## Hamiltonian Monte Carlo for linear regression

The derivations presented for HMC are based on: Radford M. Neal (2012). MCMC using Hamiltonian dynamics. arXiv:1206.1901v1 

In [1]:
import numpy as np
import matplotlib.pyplot as plt

<b>Likelihood and priors</b>

In linear regression, we are given a dataset $\mathcal{D}=\{(\mathbf{x}_i, y_i)\}_{i=1}^N$ and the objective is to fit a model of form $p(y|\mathbf{w}, \mathbf{x}) = \mathcal{N}(y | \mathbf{w}^T\mathbf{x} + b, \sigma^2)$ to this data.  

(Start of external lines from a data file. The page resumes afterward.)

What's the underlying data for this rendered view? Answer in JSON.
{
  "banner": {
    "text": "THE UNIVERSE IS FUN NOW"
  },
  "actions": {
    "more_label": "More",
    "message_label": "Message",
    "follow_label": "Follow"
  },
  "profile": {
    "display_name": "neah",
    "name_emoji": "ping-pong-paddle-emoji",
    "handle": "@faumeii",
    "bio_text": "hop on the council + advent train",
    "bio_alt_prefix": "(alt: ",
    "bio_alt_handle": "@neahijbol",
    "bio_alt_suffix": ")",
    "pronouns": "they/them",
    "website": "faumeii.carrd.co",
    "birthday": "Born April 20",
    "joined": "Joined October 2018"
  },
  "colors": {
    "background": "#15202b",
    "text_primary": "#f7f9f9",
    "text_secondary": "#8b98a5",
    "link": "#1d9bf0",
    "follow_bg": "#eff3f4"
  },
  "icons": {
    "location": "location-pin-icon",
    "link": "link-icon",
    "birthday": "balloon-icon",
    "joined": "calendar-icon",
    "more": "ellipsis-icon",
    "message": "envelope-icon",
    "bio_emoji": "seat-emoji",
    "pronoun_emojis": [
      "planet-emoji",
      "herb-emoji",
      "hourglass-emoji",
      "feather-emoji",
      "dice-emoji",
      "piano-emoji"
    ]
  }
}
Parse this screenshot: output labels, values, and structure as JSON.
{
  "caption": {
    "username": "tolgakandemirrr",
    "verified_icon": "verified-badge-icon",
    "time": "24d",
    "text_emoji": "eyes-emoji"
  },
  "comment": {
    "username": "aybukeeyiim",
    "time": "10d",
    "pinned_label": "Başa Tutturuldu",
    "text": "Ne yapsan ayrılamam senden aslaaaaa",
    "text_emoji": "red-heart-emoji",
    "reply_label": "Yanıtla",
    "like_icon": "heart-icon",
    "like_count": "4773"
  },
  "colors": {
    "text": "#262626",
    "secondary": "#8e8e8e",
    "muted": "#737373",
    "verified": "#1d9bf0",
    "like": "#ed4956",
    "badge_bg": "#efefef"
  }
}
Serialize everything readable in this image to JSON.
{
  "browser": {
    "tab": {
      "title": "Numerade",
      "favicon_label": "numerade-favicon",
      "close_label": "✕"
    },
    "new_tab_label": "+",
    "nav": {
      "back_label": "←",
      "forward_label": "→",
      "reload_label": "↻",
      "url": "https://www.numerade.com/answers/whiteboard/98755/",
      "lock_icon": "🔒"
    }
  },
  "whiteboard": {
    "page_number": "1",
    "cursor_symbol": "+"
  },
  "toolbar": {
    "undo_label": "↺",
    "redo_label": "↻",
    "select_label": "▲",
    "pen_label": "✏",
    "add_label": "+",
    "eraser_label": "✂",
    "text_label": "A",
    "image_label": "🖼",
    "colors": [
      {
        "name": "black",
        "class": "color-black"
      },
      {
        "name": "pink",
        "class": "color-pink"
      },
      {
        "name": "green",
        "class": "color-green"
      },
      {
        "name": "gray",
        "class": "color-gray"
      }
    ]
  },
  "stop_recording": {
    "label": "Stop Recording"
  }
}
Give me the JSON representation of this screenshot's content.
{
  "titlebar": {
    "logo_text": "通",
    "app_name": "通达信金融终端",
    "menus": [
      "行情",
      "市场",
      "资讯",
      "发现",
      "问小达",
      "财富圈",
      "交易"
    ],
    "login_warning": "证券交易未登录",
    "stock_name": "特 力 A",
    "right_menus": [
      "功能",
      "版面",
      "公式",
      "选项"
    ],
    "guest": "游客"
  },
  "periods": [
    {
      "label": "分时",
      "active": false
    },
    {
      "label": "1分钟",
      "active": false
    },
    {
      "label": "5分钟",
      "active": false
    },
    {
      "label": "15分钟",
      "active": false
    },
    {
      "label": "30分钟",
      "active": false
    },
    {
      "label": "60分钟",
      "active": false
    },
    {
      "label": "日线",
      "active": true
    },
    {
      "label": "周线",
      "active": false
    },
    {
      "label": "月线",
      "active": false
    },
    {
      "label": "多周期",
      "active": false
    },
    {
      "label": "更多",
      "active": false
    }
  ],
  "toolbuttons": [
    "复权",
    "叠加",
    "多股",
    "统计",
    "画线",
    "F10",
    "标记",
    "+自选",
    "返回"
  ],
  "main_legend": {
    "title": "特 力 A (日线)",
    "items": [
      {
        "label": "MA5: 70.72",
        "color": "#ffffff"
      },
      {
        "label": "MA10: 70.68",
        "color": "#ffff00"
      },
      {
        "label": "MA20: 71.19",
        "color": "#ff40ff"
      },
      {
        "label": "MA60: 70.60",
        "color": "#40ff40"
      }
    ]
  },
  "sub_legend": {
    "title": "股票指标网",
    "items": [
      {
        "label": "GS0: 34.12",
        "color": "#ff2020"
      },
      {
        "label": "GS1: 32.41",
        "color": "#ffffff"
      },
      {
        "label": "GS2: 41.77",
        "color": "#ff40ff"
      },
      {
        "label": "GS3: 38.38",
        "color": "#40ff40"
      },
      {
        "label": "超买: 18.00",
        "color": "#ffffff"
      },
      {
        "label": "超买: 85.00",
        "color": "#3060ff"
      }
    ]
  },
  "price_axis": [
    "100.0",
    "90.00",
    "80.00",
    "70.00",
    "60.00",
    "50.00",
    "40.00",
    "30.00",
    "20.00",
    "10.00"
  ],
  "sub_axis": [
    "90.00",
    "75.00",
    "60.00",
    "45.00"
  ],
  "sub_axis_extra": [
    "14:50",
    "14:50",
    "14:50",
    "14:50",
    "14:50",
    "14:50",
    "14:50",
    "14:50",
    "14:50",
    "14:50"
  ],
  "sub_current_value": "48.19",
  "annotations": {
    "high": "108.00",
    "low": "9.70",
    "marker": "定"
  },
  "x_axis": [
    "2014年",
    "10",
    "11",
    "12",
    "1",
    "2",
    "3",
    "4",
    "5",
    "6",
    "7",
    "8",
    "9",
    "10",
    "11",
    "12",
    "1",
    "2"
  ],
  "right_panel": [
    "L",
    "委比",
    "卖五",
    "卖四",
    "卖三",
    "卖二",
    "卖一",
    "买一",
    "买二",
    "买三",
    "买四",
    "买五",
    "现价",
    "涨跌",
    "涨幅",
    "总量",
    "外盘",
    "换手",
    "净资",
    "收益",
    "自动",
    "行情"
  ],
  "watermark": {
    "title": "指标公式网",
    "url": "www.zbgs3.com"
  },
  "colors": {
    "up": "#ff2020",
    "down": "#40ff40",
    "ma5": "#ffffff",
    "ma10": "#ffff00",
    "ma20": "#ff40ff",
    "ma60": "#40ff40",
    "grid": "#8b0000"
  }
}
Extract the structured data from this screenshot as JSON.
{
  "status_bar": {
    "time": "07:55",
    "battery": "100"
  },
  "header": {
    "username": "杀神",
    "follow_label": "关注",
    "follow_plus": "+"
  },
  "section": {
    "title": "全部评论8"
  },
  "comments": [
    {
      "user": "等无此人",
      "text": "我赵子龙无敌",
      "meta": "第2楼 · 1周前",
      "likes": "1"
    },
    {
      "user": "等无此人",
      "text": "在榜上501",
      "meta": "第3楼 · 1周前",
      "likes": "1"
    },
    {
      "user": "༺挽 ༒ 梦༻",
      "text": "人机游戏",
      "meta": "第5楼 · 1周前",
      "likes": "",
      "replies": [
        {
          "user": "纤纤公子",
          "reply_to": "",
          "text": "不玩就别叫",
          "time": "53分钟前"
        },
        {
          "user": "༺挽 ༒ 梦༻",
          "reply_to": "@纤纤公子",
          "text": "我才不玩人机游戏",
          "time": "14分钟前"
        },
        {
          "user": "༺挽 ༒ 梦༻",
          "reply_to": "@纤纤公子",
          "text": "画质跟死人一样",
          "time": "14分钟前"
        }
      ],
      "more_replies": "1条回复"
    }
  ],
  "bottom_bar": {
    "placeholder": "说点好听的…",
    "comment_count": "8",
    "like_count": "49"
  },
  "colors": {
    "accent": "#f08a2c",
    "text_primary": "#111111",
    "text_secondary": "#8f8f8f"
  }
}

To simplify the notation a bit, let us define the design matrix
$$
X = \begin{pmatrix}
x_1^1 & x_1^2 & ... & x_1^d & 1\\
x_2^1 & x_2^2 & ... & x_2^d & 1\\
. & .\\
. & .\\
. & .\\
x_N^1 & x_N^2 & ... & x_N^d & 1\\
\end{pmatrix}$$  

Let us also collect all parameters for the mean and the outputs into vectors $\boldsymbol{\theta} = [w_1, w_2, ..., w_d, b]^T$ and $\mathbf{y} = [y_1, y_2, ..., y_N]^T$  

Then
  
$$\mathbf{X}\boldsymbol{\theta} = \begin{pmatrix}
\mathbf{w}^T\mathbf{x}_1 + b\\
\mathbf{w}^T\mathbf{x}_2 + b\\
.\\
.\\
.\\
\mathbf{w}^T\mathbf{x}_N + b
\end{pmatrix}$$

We next define noninformative priors for all model parameters. For the parameters $\boldsymbol{\theta}$, the support is $\mathbb{R}^{d+1}$. A natural choice is therefore $p(\boldsymbol{\theta}) = \mathcal{N(\mathbf{0}, \sigma_0^2\mathbf{I})}$, where the variance $\sigma_0^2$ is large.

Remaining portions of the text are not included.